思想分子結構:長鏈思維推理的拓撲圖譜
The Molecular Structure of Thought: Mapping the Topology of Long Chain-of-Thought Reasoning
January 9, 2026
作者: Qiguang Chen, Yantao Du, Ziniu Li, Jinhao Liu, Songyao Duan, Jiarui Guo, Minghao Liu, Jiaheng Liu, Tong Yang, Ge Zhang, Libo Qin, Wanxiang Che, Wenhao Huang
cs.AI
摘要
大型語言模型(LLMs)往往難以通過模仿人類或非長鏈思維(Long CoT)的LLMs來習得有效的長鏈推理能力。為理解此現象,我們提出:在統一視角下,有效且可習得的長鏈思維軌跡具有類似分子結構的穩定性,該結構由三種交互類型構成——深度推理(類共價鍵)、自我反思(類氫鍵)與自我探索(類范德華力)。對蒸餾軌跡的分析表明,這些結構源於長鏈思維微調過程,而非關鍵詞模仿。我們引入「有效語義異構體」概念,並證明僅有能促進快速熵收斂的鍵結才能支持穩定的長鏈思維學習,而結構競爭會損害訓練效果。基於這些發現,我們提出Mole-Syn方法,這是一種透過分佈轉移圖引導有效長鏈思維結構合成的技術,在多項基準測試中顯著提升模型性能與強化學習穩定性。
English
Large language models (LLMs) often fail to learn effective long chain-of-thought (Long CoT) reasoning from human or non-Long-CoT LLMs imitation.

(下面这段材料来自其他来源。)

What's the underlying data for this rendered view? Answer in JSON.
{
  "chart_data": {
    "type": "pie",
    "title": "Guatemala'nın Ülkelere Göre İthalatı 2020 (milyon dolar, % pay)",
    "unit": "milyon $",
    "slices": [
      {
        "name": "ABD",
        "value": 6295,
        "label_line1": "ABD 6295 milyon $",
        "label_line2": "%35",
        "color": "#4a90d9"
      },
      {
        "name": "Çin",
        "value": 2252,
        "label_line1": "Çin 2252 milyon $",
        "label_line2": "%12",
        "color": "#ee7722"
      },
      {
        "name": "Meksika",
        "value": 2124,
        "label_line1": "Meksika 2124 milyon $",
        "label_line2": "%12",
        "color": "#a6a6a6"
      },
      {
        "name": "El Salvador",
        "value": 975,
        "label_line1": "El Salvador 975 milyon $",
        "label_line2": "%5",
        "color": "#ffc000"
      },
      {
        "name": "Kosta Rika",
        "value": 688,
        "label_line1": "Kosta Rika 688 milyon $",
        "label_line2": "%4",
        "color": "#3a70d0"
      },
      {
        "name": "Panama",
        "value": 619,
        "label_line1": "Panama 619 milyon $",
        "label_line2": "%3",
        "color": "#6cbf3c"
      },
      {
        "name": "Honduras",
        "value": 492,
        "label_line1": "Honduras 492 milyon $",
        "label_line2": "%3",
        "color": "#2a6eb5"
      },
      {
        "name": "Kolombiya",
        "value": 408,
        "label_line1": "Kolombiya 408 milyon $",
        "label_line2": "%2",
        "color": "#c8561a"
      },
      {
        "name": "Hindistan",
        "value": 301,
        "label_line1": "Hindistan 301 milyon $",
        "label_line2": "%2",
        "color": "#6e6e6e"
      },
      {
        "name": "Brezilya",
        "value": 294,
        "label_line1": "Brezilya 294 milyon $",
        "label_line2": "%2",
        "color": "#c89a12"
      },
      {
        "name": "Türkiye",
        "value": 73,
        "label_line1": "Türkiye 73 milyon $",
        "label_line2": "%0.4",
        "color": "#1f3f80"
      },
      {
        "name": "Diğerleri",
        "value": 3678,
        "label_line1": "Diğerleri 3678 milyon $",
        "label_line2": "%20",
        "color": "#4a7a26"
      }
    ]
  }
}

To understand this, we propose that effective and learnable Long CoT trajectories feature stable molecular-like structures in unified view, which are formed by three interaction types: Deep-Reasoning (covalent-like), Self-Reflection (hydrogen-bond-like), and Self-Exploration (van der Waals-like). Analysis of distilled trajectories reveals these structures emerge from Long CoT fine-tuning, not keyword imitation. We introduce Effective Semantic Isomers and show that only bonds promoting fast entropy convergence support stable Long CoT learning, while structural competition impairs training. Drawing on these findings, we present Mole-Syn, a distribution-transfer-graph method that guides synthesis of effective Long CoT structures, boosting performance and RL stability across benchmarks.